Seit Monaten beklagen Mieterschützer und Immobilienexperten, dass der Investor aus Übersee die deutsche Tochter bis auf den letzten Cent ausquetsche. Zulasten der Mieter. … Es ist wie ein böses Erwachen. Laut dem Maklerhaus Cushman & Wakefield erwarben Finanzinvestoren zwischen 2003 und 2008 dank billiger Kredite rund 870.000 Wohnungen in Deutschland. Die Geschäftsidee war simpel: Die Immobilientöchter mussten für die Schulden aufkommen und Sonderdividenden ausschütten, anschließend wurden sie umgebaut, ausgeschlachtet, weiterverkauft.

Für Fortress hieß das: Schlecht verwaltete Wohnungsbestände erwerben, Verwaltungskosten senken, Mieten erhöhen, Wohnungen an Mieter verkaufen – und schrittweise alles wieder losschlagen. 2004 kauften die Amerikaner 81.000 Wohnungen der Bundesversicherungsanstalt für Angestellte, darunter auch die 720 Wohnungen in Wuppertal-Rehsiepen. Dazu kauften sie Tausende kommunale Wohnungen, zum Beispiel 48.000 in Dresden. Der Aufschrei damals war groß. Viele Mieter fürchteten, dass die Investoren nur Geld verdienen wollten. Doch die Ängste wurden angesichts der verlockenden Geschäfte beiseitegewischt. Nun ist es so weit. Zwar verhalten sich die meisten Finanzinvestoren vergleichsweise sittsam … . Doch der Fall Gagfah zeigt, dass die Sorgen der Kritiker nicht unbegründet waren.

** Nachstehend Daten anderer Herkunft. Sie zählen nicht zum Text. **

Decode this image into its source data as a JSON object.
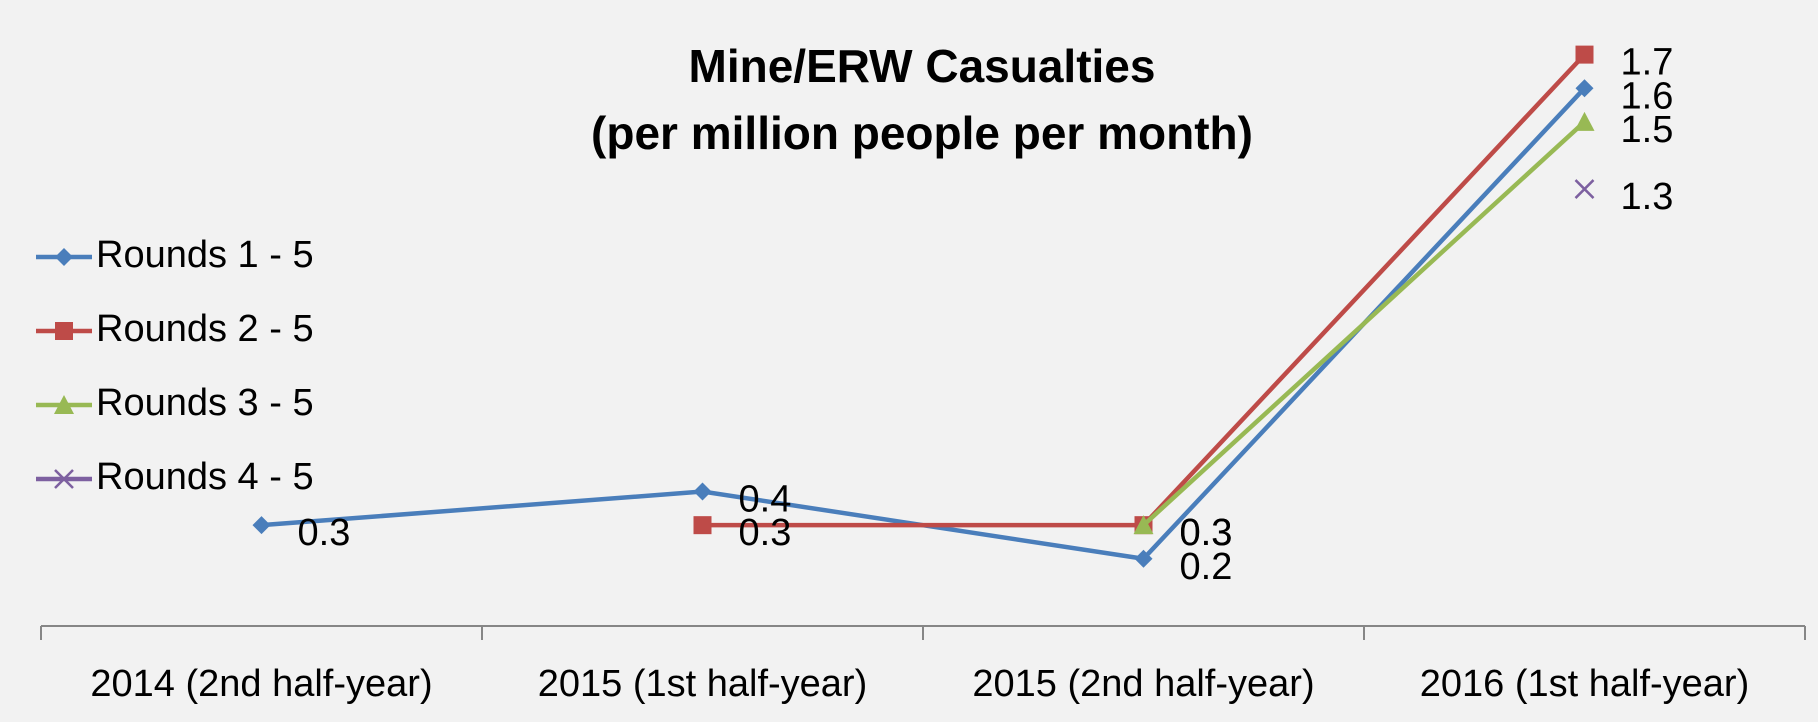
{
  "chart_data": {
    "type": "line",
    "title": "Mine/ERW Casualties",
    "subtitle": "(per million people per month)",
    "categories": [
      "2014 (2nd half-year)",
      "2015 (1st half-year)",
      "2015 (2nd half-year)",
      "2016 (1st half-year)"
    ],
    "series": [
      {
        "name": "Rounds 1 - 5",
        "color": "#4a7ebb",
        "marker": "diamond",
        "values": [
          0.3,
          0.4,
          0.2,
          1.6
        ]
      },
      {
        "name": "Rounds 2 - 5",
        "color": "#be4b48",
        "marker": "square",
        "values": [
          null,
          0.3,
          0.3,
          1.7
        ]
      },
      {
        "name": "Rounds 3 - 5",
        "color": "#98b954",
        "marker": "triangle",
        "values": [
          null,
          null,
          0.3,
          1.5
        ]
      },
      {
        "name": "Rounds 4 - 5",
        "color": "#7d60a0",
        "marker": "x",
        "values": [
          null,
          null,
          null,
          1.3
        ]
      }
    ],
    "ylim": [
      0,
      1.8
    ],
    "legend": "left"
  }
}
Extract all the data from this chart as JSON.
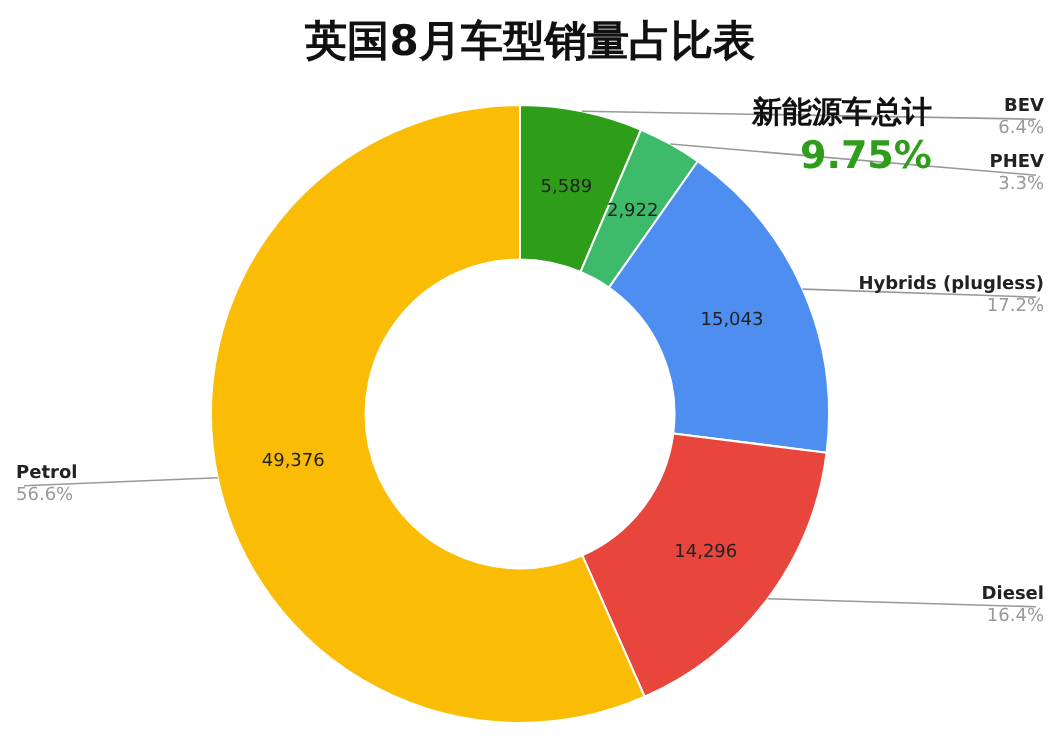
{
  "chart_data": {
    "type": "donut",
    "title": "英国8月车型销量占比表",
    "categories": [
      "BEV",
      "PHEV",
      "Hybrids (plugless)",
      "Diesel",
      "Petrol"
    ],
    "values": [
      5589,
      2922,
      15043,
      14296,
      49376
    ],
    "colors": [
      "#2e9e1a",
      "#3dbb6a",
      "#4d8ef0",
      "#e8453c",
      "#fbbc05"
    ],
    "value_labels": [
      "5,589",
      "2,922",
      "15,043",
      "14,296",
      "49,376"
    ],
    "annotations": [
      "新能源车总计",
      "9.75%",
      "6.4%",
      "3.3%",
      "17.2%",
      "16.4%",
      "56.6%"
    ],
    "legend": false
  }
}
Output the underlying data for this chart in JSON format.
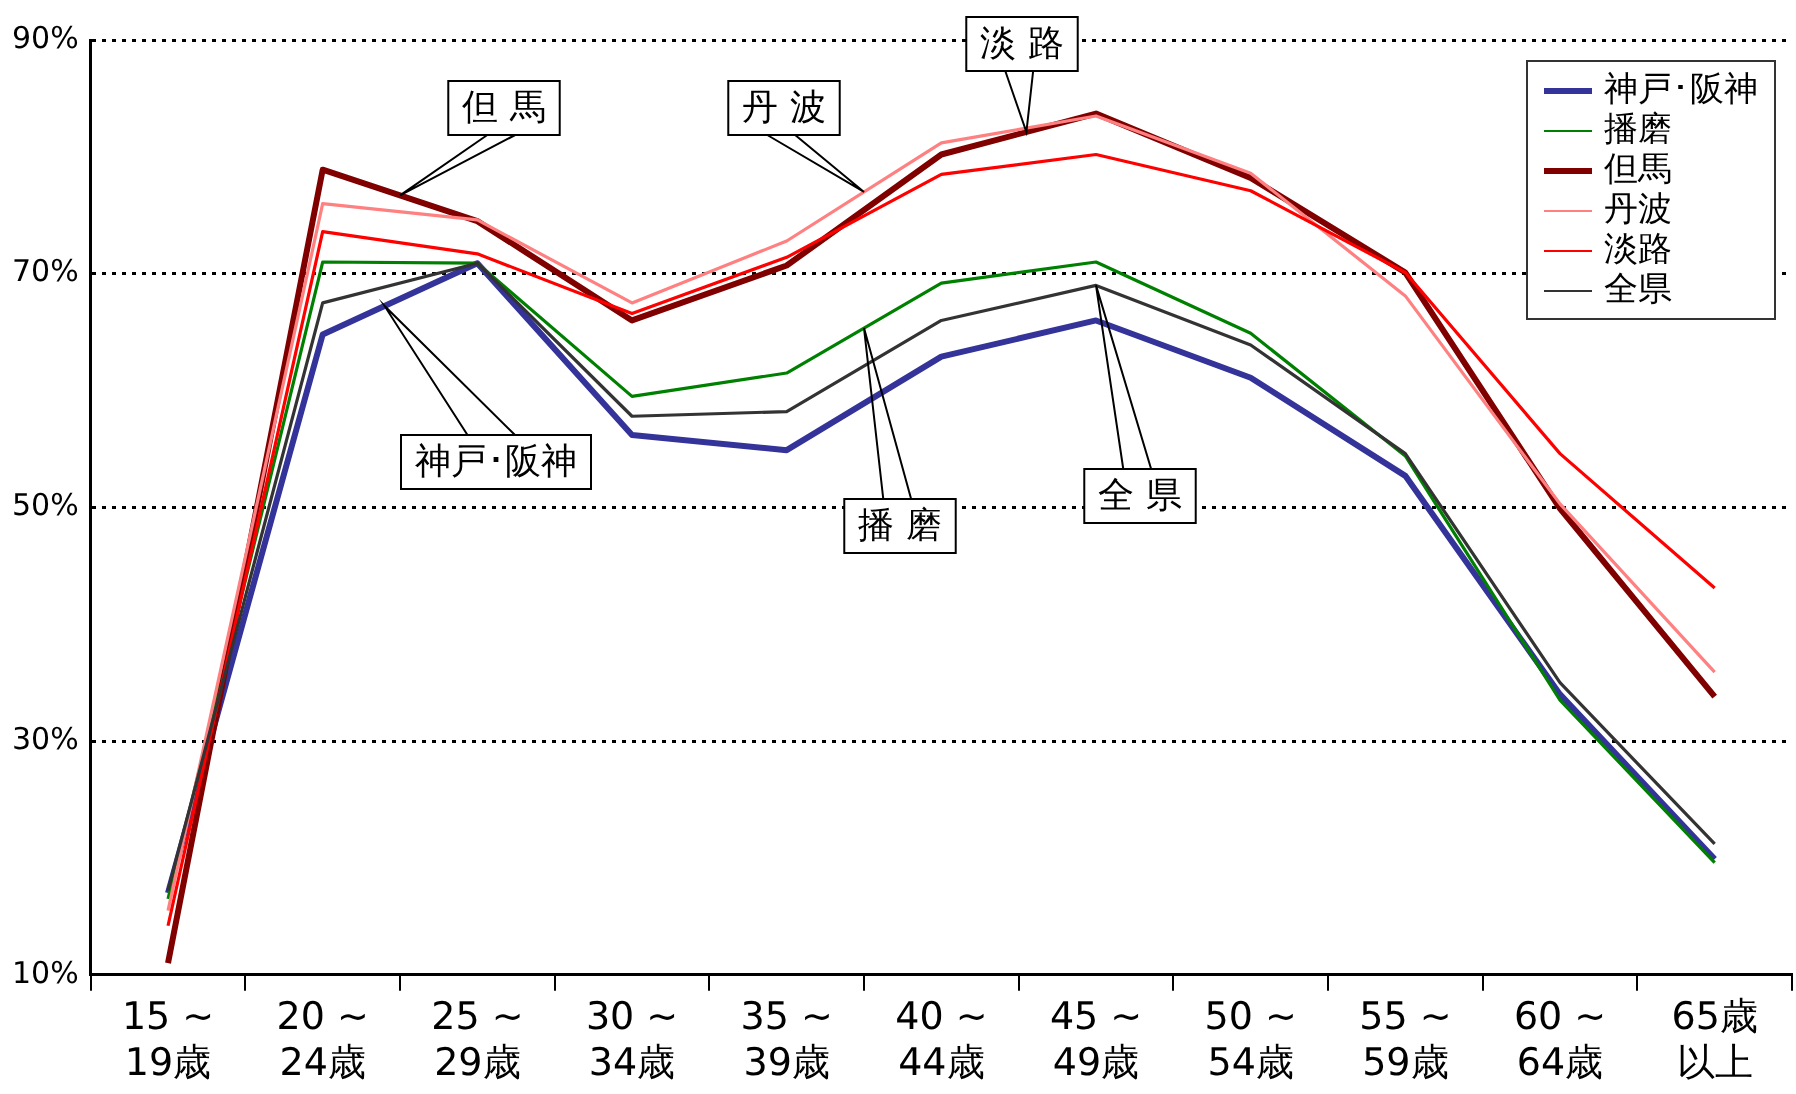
{
  "chart_data": {
    "type": "line",
    "categories": [
      "15 ~ 19歳",
      "20 ~ 24歳",
      "25 ~ 29歳",
      "30 ~ 34歳",
      "35 ~ 39歳",
      "40 ~ 44歳",
      "45 ~ 49歳",
      "50 ~ 54歳",
      "55 ~ 59歳",
      "60 ~ 64歳",
      "65歳以上"
    ],
    "series": [
      {
        "name": "神戸･阪神",
        "color": "#333399",
        "values": [
          17,
          64.8,
          70.9,
          56.2,
          54.9,
          62.9,
          66.0,
          61.1,
          52.7,
          34.0,
          19.9
        ]
      },
      {
        "name": "播磨",
        "color": "#008000",
        "values": [
          16.5,
          71.0,
          70.9,
          59.5,
          61.5,
          69.2,
          71.0,
          64.9,
          54.4,
          33.5,
          19.6
        ]
      },
      {
        "name": "但馬",
        "color": "#800000",
        "values": [
          11,
          78.9,
          74.5,
          66.0,
          70.7,
          80.2,
          83.7,
          78.2,
          70.1,
          49.9,
          33.8
        ]
      },
      {
        "name": "丹波",
        "color": "#ff8080",
        "values": [
          15.5,
          76.0,
          74.6,
          67.5,
          72.8,
          81.2,
          83.5,
          78.6,
          68.1,
          50.3,
          35.9
        ]
      },
      {
        "name": "淡路",
        "color": "#ff0000",
        "values": [
          14.2,
          73.6,
          71.7,
          66.6,
          71.4,
          78.5,
          80.2,
          77.1,
          70.1,
          54.6,
          43.1
        ]
      },
      {
        "name": "全県",
        "color": "#333333",
        "values": [
          17.2,
          67.5,
          70.9,
          57.8,
          58.2,
          66.0,
          69.0,
          63.9,
          54.6,
          35.0,
          21.2
        ]
      }
    ],
    "ylim": [
      10,
      90
    ],
    "yticks": [
      {
        "value": 10,
        "label": "10%"
      },
      {
        "value": 30,
        "label": "30%"
      },
      {
        "value": 50,
        "label": "50%"
      },
      {
        "value": 70,
        "label": "70%"
      },
      {
        "value": 90,
        "label": "90%"
      }
    ],
    "grid": "y",
    "legend": "top right",
    "marker": "none",
    "line_style": "solid",
    "annotations": [
      "但 馬",
      "丹 波",
      "淡 路",
      "神戸･阪神",
      "播 磨",
      "全 県"
    ]
  }
}
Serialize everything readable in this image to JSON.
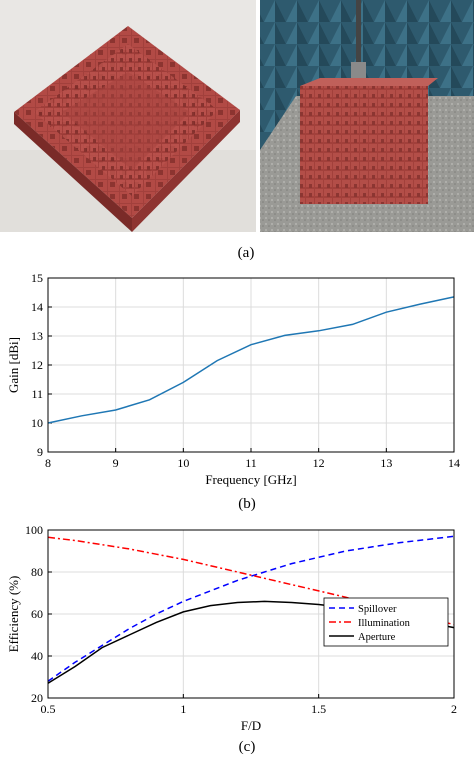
{
  "figure": {
    "panel_a": {
      "caption": "(a)"
    },
    "panel_b": {
      "caption": "(b)"
    },
    "panel_c": {
      "caption": "(c)"
    }
  },
  "chart_data": [
    {
      "type": "line",
      "panel": "(b)",
      "title": "",
      "xlabel": "Frequency [GHz]",
      "ylabel": "Gain [dBi]",
      "xlim": [
        8,
        14
      ],
      "ylim": [
        9,
        15
      ],
      "xticks": [
        "8",
        "9",
        "10",
        "11",
        "12",
        "13",
        "14"
      ],
      "yticks": [
        "9",
        "10",
        "11",
        "12",
        "13",
        "14",
        "15"
      ],
      "grid": true,
      "series": [
        {
          "color": "#1f77b4",
          "x": [
            8,
            8.5,
            9,
            9.5,
            10,
            10.5,
            11,
            11.5,
            12,
            12.5,
            13,
            13.5,
            14
          ],
          "y": [
            10.0,
            10.25,
            10.45,
            10.8,
            11.4,
            12.15,
            12.7,
            13.02,
            13.18,
            13.4,
            13.82,
            14.1,
            14.35
          ]
        }
      ]
    },
    {
      "type": "line",
      "panel": "(c)",
      "title": "",
      "xlabel": "F/D",
      "ylabel": "Efficiency (%)",
      "xlim": [
        0.5,
        2
      ],
      "ylim": [
        20,
        100
      ],
      "xticks": [
        "0.5",
        "1",
        "1.5",
        "2"
      ],
      "yticks": [
        "20",
        "40",
        "60",
        "80",
        "100"
      ],
      "grid": true,
      "legend_position": "lower-right",
      "series": [
        {
          "name": "Spillover",
          "color": "#0000ff",
          "dash": "dashed",
          "x": [
            0.5,
            0.6,
            0.7,
            0.8,
            0.9,
            1.0,
            1.1,
            1.2,
            1.3,
            1.4,
            1.5,
            1.6,
            1.7,
            1.8,
            1.9,
            2.0
          ],
          "y": [
            28,
            37,
            45,
            53,
            60,
            66,
            71,
            76,
            80,
            84,
            87,
            90,
            92,
            94,
            95.5,
            97
          ]
        },
        {
          "name": "Illumination",
          "color": "#ff0000",
          "dash": "dashdot",
          "x": [
            0.5,
            0.6,
            0.7,
            0.8,
            0.9,
            1.0,
            1.1,
            1.2,
            1.3,
            1.4,
            1.5,
            1.6,
            1.7,
            1.8,
            1.9,
            2.0
          ],
          "y": [
            96.5,
            95,
            93,
            91,
            88.5,
            86,
            83,
            80,
            77,
            74,
            71,
            68,
            64,
            61,
            58,
            55
          ]
        },
        {
          "name": "Aperture",
          "color": "#000000",
          "dash": "solid",
          "x": [
            0.5,
            0.6,
            0.7,
            0.8,
            0.9,
            1.0,
            1.1,
            1.2,
            1.3,
            1.4,
            1.5,
            1.6,
            1.7,
            1.8,
            1.9,
            2.0
          ],
          "y": [
            27,
            35,
            44,
            50,
            56,
            61,
            64,
            65.5,
            66,
            65.5,
            64.5,
            63,
            61,
            58.5,
            56,
            53.5
          ]
        }
      ]
    }
  ]
}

Spätestens seit dem Ausbruch der Finanzkrise geht das Gagfah-Konzept nicht mehr auf. Viele Geldgeber von Fortress, meist Pensionsfonds und Versicherungen in den USA, wollen ihr Geld wiederhaben. Die Aktie stürzte ab, an eine Kapitalerhöhung ist nicht zu denken. … Im Jahr 2013 müssen Kredite über 5 Mrd. Euro verlängert werden. … Ob die Banken wirklich weiter mitspielen, dürfte Fortress relativ egal sein. Über hohe Dividenden und den Börsengang dürfte der Investor seine Renditeziele schon erreicht haben. Es geht im Wesentlichen darum, kurzfristig Kasse zu machen. Vor Steuern erwirtschaftet die Gagfah zwar seit mehreren Quartalen Verluste: 2009 war es ein Minus von 92 Mio. Euro. Doch jedes Quartal schüttet die Firma eine Dividende von 45 Mio. Euro aus, zum Großteil finanziert aus dem Eigenkapital, das stetig schmilzt. … Das Unternehmen selbst macht keinen Hehl daraus: Es sei nach wie vor das Ziel, die laufenden Einnahmen zu einem großen Teil an alle Aktionäre auszuschütten, so eine Sprecherin. Davon profitierten alle Anteilseigner: Kleinaktionäre, institutionelle Investoren, vor allem aber Fortress.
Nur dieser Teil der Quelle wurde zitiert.